Шрифт:
Интервал:
Закладка:
Как бы то ни было, понятно, что преподаватель Торы и иврита Фрухтман лучше многих других был подготовлен, чтобы понять и по достоинству оценить языковые богатства агноновской прозы. А к тому же, напомним, он был еще и уроженцем той австро-венгерской Галиции (ныне Юго-Западной Украины), в одном из городков которой вырос и Агнон, — тех городков, где веками жили вперемешку евреи, немцы, поляки и украинцы (последние больше в селах и деревнях), где еще и перед Первой мировой войной вовсю звучала еврейская речь, гроздьями росли еврейские синагоги и Дома учения, где с детства учили Тору, а потом и Талмуд, и многие приобщались к хасидизму, замешанному на каббале, или к сионизму, замешанному на мессианстве, где, короче, царили устоявшийся еврейский быт и еврейская, основанная на Торе и Талмуде культура, слегка затронутые веяниями XIX–XX веков. Кто же еще, как не Фрухтман, этот воистину «идеальный читатель», мог так смаковать каждую страницу, узнавая знакомую ему жизнь и знакомых ему людей и восхищаясь тем, с каким реалистическим мастерством и психологической глубиной они воссозданы автором?!
Мы можем насладиться рассказом Нитцы Бен-Дов, но он оставляет неприятную занозу: если, как сказано выше, воссоздать язык Агнона невозможно, а гениальность его описаний еврейского мира может смаковать лишь знающий этот мир «идеальный читатель», что тогда могут дать переводы Агнона читателю неидеальному? А ведь именно таков русскоязычный читатель в России да зачастую и в Израиле тоже.
К счастью, ответ на этот вопрос так же очевиден, как сам вопрос: такой читатель может открыть для себя в переводах Агнона то, что в его творчестве общечеловечно. Конечно, Шмуэль-Йосеф Агнон, книгу которого вы сейчас прочли, — прежде всего выдающийся, даже самый выдающийся еврейский писатель XX века. Об этом говорят упомянутые выше десятки книг и сотни статей, посвященных его жизни и творчеству; это удостоверено шведской Академией наук, присудившей ему Нобелевскую премию по литературе. Но в конце концов, эту премию ему дали не за непереводимые достоинства его языка или богатство его библейских аллюзий. Ему дали ее за то, что делает писателя «выдающимся» для всех читателей, независимо от их национальной или культурной принадлежности, — за важность и глубину поднимаемых им общечеловеческих проблем. Без этого «для всех» нет ни премий, ни подлинно большого писателя.

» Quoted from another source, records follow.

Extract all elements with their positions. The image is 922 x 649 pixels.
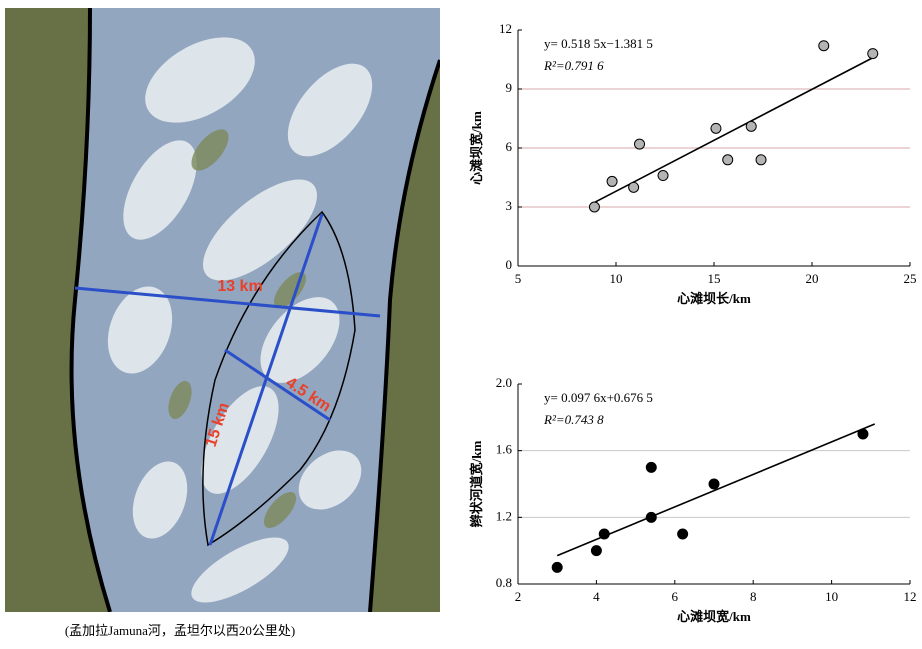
equation: R²=0.791 6 [543,58,604,73]
image-label: 13 km [217,278,262,295]
x-tick-label: 2 [515,589,522,604]
point [819,41,829,51]
fit-line [594,58,872,203]
x-tick-label: 5 [515,271,522,286]
y-tick-label: 0 [506,257,513,272]
equation: R²=0.743 8 [543,412,604,427]
x-tick-label: 10 [825,589,838,604]
satellite-image [5,8,440,615]
point [868,49,878,59]
y-tick-label: 2.0 [496,375,512,390]
x-tick-label: 12 [904,589,917,604]
y-tick-label: 6 [506,139,513,154]
x-tick-label: 20 [806,271,819,286]
x-tick-label: 15 [708,271,721,286]
caption: (孟加拉Jamuna河，孟坦尔以西20公里处) [65,623,295,638]
x-tick-label: 10 [610,271,623,286]
equation: y= 0.518 5x−1.381 5 [544,36,653,51]
point [646,512,656,522]
y-axis-title: 心滩坝宽/km [469,111,484,185]
point [589,202,599,212]
x-tick-label: 6 [672,589,679,604]
point [756,155,766,165]
figure: 13 km 4.5 km 15 km (孟加拉Jamuna河，孟坦尔以西20公里… [0,0,922,644]
y-tick-label: 0.8 [496,575,512,590]
y-tick-label: 9 [506,80,513,95]
y-tick-label: 1.2 [496,508,512,523]
x-tick-label: 8 [750,589,757,604]
x-axis-title: 心滩坝长/km [677,291,751,306]
point [678,529,688,539]
point [552,562,562,572]
point [629,182,639,192]
x-tick-label: 4 [593,589,600,604]
y-axis-title: 辫状河道宽/km [469,440,484,527]
point [599,529,609,539]
point [709,479,719,489]
point [746,121,756,131]
point [723,155,733,165]
point [635,139,645,149]
point [591,546,601,556]
point [658,171,668,181]
equation: y= 0.097 6x+0.676 5 [544,390,653,405]
y-tick-label: 1.6 [496,442,513,457]
point [711,123,721,133]
x-tick-label: 25 [904,271,917,286]
point [607,176,617,186]
y-tick-label: 3 [506,198,513,213]
y-tick-label: 12 [499,21,512,36]
point [646,462,656,472]
x-axis-title: 心滩坝宽/km [677,609,751,624]
point [858,429,868,439]
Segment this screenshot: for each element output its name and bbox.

И действительно, когда бы не барьер языка, каждый вдумчивый читатель, что русский, что европейский, сразу же опознал бы в прозе Шмуэля-Йосефа Агнона те же сквозные темы и мотивы, те же мучительные ощущения и размышления о судьбах современного человечества, что и в прозе других выдающихся писателей XX века скажем, Томаса Манна, Альбера Камю или Франца Кафки. Все они застигли человечество в его «минуты роковые», на историческом переломе, когда из прежнего мира устоявшегося бюргерского быта и упорядоченных традиционных ценностей человек оказался вдруг вброшенным в мир ужаса, насилия, распада, войны, абсурда, всевластия загадочных и враждебных сил хаоса и распада. Вот так же и в книгах Агнона, казалось бы ограниченных проблематикой мучительного и напряженного конфликта между исчезающим миром традиционного восточноевропейского еврейства и новым миром секуляризма, прагматизма и рациональности, идущим — в лице сионизма — ему на смену, вдумчивый читатель вдруг распознает, что конфликт этот — лишь одна из сторон (или одно из воплощений) общечеловеческой трагедии нашего переломного времени.
* * *
Жил человек в Иерусалиме, во времена британского мандата над Палестиной, в конце двадцатых годов. Жил в собственном доме, растил семью, писал книги. И пришла к человеку беда. Арабские погромщики сожгли его дом со всем его имуществом, уцелел лишь он сам, его жена и дети. Потрясенный несчастьем, он решил на время отправить жену с детьми к ее родственникам в Германию, а сам задумал съездить в Галицию, где прошло его детство, — заглянуть гостем в родной городок, заночевать, пройтись по знакомым улицам, вдохнуть их вечный сладкий запах пшенной каши на меду. В его памяти город сохранился прежним — со всем его устоявшимся, неспешным еврейским бытом, с его старинными синагогами и Домами учения, с его религиозными распрями и хасидскими легендами, с его торговцами, ремесленниками, портными, врачами, раввинами, слегка мещанский (в Европе сказали бы — бюргерский), слегка уже задетый просвещением, словом — маленький, мирный, тихий еврейский город, живущий под благословенной опекой императора Франца Иосифа в самом восточном уголке его либеральной империи.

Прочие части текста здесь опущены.